Elizabeth Fox-Genovese and Nancy Rosenblum both criticize my approach from rather nihilistic viewpoints. Fox-Genovese doubts that we can ever “calculate the conditions and attributes that invalidate formal equality of opportunity,” and asserts that my proposal presupposes an “extraordinary illusion of mastery” of the complexity of individual motivations and behavior. I simply do not share her agnosticism. Suppose we limit ourselves to three characteristics of persons, arguably each outside of individual control: race, performance on IQ or similar tests, and socio-economic position of parents. (I need take no position on whether IQ is heritable, environmentally determined, measures intelligence, or whether tests which measure it are culturally biased. I assert only that a person’s IQ is largely beyond her control, and that the kind of talent IQ measures is important for the acquisition of many kinds of advantage in our society.) The enjoyment of many kinds of advantage is, I conjecture, quite sharply differentiated across the types defined by these three characteristics. Can Fox-Genovese really claim that an attempt to reduce the differences in these degrees of advantage is ill-conceived? How can she further assert that my proposal “moves the politics of equality of opportunity a giant step closer toward a self-defeating politics of an unrealizable equality of outcome?” Is it not obvious that, if any contemporary society moves towards equality of opportunity, then outcome inequalities will be reduced? Reducing outcome inequalities generated by inequality of opportunity is not the same thing as eliminating all inequality of outcome, which I am not advocating. Fox-Genovese’s analogy between the Kentucky Derby and an economy is mistaken. The Kentucky Derby is (aside from the business of betting) a contest to discover the best horse, or the best horse-jockey team, but the purpose of an economy is not, in my view, to discover the best economic competitors, but rather to provide a decent life for all.

Nancy Rosenblum’s nihilism is evidenced in her claim that I wish away the “ambiguity and incoherence that characterize American political ideology;” my project is “wildly off the mark of anything psychologically and politically possible for us” because of the “massive confusion” in popular culture about personal responsibility. Even if my proposal is philosophically justifiable, it is hopelessly naive to believe it could be implemented in the confused American context, one where “intuitions about equality are ambiguous and contradictory.” For Rosenblum, more “modest moves” must be taken towards equality of opportunity.

Perhaps Rosenblum is right in her diagnosis of our national consciousness; but her concern is really quite different from mine.

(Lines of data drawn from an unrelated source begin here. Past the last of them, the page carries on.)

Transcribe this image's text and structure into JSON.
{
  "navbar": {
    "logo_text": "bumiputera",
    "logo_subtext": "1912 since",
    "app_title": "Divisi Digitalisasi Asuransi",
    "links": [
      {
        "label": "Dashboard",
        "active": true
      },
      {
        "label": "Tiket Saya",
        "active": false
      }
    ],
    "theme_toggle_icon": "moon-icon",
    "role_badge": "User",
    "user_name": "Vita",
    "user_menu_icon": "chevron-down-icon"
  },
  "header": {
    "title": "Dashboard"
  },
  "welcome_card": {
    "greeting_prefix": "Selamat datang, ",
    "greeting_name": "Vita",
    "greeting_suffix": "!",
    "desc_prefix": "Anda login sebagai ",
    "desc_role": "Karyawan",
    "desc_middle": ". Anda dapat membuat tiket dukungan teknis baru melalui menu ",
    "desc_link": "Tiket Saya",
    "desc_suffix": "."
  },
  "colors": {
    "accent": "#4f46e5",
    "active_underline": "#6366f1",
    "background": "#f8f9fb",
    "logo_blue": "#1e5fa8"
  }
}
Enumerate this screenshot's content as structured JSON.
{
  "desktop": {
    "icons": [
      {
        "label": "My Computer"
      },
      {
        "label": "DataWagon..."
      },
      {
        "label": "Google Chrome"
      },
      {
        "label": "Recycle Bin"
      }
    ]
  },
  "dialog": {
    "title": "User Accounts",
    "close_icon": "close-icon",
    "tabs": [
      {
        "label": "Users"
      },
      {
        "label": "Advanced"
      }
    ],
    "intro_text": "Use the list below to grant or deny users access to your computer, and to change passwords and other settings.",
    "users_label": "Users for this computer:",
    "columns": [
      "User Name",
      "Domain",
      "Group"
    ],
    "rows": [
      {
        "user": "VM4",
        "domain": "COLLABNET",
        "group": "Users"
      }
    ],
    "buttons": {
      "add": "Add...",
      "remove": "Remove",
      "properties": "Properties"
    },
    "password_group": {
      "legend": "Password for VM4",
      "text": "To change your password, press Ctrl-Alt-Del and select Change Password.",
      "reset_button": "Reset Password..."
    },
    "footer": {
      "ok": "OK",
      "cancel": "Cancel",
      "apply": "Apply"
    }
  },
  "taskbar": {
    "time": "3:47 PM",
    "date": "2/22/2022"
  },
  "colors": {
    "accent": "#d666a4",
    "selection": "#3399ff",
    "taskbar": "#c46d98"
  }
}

My purpose is to clarify what commonly held perceptions about personal responsibility (in the sense of having control over acts) and equality of opportunity (in the sense of leveling the playing field) imply for social policy. I do not contend that these perceptions are universal, but they are held by many, indeed many of polar political persuasions. If I am right that these views imply the kind of policy I have described, then there is a basis for productive public debate. I would not expect to win over large numbers of voters to my view in the short run, even should I be correct. But I do strongly believe that a commitment to democracy, which Rosenblum and I share, is built upon a view that people, even if their current views are “ambiguous and incoherent,” are capable of reasoned and objective deliberation. Otherwise, we should be looking for philosopher kings.